Athletic woman running up bleachers

Stair climbing is both an intense cardiovascular exercise and a resistance training exercise. According to, you can burn between 600 to 1,000 calories per hour climbing stairs. Choose to either climb a set of stairs in your house, several flights of stairs in an apartment or office building or use a stair climber exercise machine at your gym. Several flights of stairs or an exercise machine are preferable to a single flight of stairs because you won't burn as many calories running back down the stairs and there is a greater risk of injury associated with running or walking down stairs.

Warm up your body for five to 10 minutes before starting your stair climbing exercise. To warm up, walk or lightly jog in place, on a treadmill or around the block.

Perform dynamic stretches to increase your range of motion and reduce your risk of injury. Save the static, longer-held stretches for after your workout when your muscles are warm and limber. Dynamic stretches include side bends, leg lifts and high-knee marches. To perform leg lifts, stand up tall and shift your weight over your left leg. Swing your right leg forward, raising the leg as high as possible.

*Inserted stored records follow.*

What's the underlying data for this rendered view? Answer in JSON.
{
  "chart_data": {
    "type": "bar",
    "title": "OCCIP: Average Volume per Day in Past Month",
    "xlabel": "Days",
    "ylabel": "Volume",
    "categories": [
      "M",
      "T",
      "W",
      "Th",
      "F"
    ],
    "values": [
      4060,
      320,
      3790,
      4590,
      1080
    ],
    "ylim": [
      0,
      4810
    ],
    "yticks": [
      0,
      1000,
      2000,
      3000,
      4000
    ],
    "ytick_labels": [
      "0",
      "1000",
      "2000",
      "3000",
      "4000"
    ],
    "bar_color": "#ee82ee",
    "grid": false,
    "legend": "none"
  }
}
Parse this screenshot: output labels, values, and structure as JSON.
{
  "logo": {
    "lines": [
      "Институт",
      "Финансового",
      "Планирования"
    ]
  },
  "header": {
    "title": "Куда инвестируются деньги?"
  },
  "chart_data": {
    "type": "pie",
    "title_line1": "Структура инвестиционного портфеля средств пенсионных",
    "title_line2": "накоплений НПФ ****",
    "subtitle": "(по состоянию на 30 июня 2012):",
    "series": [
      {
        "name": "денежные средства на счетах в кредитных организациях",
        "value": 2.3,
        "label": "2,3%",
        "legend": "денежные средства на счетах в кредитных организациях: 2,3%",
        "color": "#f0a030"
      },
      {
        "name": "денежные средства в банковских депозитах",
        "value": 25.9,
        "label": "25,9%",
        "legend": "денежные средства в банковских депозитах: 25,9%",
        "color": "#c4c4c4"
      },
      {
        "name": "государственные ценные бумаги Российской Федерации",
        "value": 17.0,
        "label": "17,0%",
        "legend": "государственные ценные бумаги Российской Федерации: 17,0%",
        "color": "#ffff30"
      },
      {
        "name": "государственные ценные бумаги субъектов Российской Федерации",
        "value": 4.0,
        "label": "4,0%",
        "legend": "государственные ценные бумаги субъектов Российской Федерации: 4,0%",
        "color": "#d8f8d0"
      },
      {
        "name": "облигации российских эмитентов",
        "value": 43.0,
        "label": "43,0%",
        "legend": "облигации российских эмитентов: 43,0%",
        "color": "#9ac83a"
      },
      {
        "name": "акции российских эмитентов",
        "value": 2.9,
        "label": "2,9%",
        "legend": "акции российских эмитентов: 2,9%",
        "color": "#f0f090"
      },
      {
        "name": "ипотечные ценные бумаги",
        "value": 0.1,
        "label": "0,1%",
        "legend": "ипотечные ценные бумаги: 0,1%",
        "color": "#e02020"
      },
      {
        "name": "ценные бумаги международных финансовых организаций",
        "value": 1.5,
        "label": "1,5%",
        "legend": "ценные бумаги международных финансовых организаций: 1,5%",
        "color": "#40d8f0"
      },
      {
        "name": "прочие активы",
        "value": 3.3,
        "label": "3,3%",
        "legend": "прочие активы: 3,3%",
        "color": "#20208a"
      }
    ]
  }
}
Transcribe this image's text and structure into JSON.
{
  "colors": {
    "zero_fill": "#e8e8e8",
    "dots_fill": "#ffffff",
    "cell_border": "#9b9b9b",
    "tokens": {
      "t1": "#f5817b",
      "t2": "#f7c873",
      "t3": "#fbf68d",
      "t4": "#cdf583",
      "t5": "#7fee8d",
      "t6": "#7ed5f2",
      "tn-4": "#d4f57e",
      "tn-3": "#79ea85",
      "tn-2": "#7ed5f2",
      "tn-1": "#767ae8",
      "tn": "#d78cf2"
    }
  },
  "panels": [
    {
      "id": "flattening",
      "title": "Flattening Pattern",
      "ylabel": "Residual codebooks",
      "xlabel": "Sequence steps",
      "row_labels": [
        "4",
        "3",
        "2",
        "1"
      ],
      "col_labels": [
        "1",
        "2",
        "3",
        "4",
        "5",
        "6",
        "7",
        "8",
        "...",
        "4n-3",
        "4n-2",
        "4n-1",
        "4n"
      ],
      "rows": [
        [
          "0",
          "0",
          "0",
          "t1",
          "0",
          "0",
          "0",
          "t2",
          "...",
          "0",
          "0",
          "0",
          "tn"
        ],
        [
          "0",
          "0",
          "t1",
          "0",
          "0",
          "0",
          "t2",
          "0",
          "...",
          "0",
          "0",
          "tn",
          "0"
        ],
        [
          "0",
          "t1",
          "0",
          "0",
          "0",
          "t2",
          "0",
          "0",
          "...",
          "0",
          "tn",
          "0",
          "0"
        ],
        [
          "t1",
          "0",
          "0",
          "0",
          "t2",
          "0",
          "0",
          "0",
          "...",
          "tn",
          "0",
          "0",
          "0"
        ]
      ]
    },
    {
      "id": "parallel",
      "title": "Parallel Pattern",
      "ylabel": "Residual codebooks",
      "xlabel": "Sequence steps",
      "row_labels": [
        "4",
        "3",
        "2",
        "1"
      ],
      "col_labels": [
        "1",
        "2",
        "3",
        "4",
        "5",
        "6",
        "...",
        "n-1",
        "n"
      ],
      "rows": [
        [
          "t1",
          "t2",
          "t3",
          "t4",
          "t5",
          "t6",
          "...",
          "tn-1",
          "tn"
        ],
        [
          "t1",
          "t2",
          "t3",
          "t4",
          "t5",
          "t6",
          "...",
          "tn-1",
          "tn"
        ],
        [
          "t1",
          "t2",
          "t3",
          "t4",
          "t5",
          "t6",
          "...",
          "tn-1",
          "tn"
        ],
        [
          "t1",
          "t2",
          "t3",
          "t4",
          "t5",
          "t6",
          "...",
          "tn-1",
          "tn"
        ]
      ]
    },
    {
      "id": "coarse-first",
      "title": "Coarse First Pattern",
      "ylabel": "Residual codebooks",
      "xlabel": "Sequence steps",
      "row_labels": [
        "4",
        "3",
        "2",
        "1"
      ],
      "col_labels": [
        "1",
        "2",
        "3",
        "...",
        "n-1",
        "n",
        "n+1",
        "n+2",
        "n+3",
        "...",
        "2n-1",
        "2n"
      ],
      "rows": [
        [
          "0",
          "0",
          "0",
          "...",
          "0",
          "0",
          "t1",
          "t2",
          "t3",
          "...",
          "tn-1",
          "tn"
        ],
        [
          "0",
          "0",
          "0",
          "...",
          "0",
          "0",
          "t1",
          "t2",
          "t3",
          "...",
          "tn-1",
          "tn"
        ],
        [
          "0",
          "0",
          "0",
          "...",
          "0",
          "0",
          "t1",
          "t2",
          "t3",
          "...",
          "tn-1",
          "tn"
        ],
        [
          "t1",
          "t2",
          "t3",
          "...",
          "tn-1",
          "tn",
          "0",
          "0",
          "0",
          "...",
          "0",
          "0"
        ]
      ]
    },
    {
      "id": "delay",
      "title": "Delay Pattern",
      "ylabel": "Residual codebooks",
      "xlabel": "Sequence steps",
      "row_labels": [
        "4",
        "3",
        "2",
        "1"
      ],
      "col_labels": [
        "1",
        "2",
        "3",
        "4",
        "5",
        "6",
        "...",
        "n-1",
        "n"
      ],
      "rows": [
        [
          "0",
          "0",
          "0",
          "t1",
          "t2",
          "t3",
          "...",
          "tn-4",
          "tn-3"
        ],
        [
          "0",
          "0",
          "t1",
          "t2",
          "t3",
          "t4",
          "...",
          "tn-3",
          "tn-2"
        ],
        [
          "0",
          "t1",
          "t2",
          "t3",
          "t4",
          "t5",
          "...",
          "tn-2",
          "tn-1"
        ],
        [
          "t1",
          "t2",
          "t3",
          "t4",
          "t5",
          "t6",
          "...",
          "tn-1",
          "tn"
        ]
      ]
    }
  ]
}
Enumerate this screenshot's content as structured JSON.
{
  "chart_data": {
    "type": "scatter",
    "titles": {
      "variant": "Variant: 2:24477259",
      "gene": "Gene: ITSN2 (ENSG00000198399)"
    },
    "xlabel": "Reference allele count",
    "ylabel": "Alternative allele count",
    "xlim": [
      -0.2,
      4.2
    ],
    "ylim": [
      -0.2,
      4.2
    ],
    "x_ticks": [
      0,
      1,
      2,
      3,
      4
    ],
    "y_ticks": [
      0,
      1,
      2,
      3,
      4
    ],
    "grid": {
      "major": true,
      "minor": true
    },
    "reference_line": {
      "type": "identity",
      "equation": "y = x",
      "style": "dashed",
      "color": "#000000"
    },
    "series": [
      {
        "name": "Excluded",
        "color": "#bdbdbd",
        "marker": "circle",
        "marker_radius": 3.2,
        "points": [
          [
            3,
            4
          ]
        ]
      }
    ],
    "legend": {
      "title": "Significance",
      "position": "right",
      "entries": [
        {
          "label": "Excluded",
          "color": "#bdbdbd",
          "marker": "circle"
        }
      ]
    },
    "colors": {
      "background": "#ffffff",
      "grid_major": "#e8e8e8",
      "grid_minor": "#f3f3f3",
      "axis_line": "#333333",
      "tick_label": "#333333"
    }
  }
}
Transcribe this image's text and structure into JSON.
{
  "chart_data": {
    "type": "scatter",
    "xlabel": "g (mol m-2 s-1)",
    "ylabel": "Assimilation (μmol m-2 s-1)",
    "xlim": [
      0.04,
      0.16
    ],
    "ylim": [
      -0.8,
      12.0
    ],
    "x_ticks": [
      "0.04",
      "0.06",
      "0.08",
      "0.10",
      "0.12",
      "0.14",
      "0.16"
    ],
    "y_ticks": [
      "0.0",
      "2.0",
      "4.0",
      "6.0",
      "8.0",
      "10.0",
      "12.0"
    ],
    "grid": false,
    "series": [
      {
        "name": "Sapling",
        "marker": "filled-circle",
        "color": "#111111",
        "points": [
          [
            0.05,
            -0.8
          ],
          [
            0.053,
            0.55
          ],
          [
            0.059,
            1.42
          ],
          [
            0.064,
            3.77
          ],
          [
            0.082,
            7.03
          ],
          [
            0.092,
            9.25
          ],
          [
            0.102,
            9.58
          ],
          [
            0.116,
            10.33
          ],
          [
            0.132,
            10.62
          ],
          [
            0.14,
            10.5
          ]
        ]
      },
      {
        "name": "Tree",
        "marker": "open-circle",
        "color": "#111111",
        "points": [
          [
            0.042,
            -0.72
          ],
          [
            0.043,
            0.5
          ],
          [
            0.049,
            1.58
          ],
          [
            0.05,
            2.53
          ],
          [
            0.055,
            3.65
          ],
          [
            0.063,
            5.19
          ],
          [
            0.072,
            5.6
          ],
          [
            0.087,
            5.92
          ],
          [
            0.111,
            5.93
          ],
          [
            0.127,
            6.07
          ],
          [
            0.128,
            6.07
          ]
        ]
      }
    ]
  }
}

Swing the leg back through center and behind you, lifting the leg as high as you can. Continue to swing your right leg back and forth, gaining a little more height with each repetition. Perform 20 to 25 repetitions before switching sides.

Perform strength training exercises regularly to prepare your body for stair climbing. Stair climbing can be taxing on your muscles, so the stronger your muscles are the less fatigue and stress you'll feel. You'll need to target your quadriceps, calves and glutes to strengthen your stair-climbing muscles. Some exercises that target these muscles include squats, lunges and calf raises. To perform a squat, stand with your feet hip-width apart. Bend your knees and lower your hips until your thighs are parallel with the floor. Do not let your knees slide beyond your toes in this position. Press your feet into the floor firmly and straighten your legs back to the starting position. Perform 12 to 15 repetitions, working your way up to three sets.


Perform two to three days of strength training per week and schedule at least one day of rest in between strength training sessions. Feel free to perform other exercises like stair climbing or running on your strength training rest days.

Climb the stairs for at least 25 minutes, three times per week to satisfy the Centers for Disease Control and Prevention's physical activity guidelines. You can also break your sessions down into several five- to 10-minute chunks spread out over the week.

Breathe deeply and evenly in each exercise. Do not hold your breath.


Speak to your doctor if you are new to exercise or have an existing medical condition.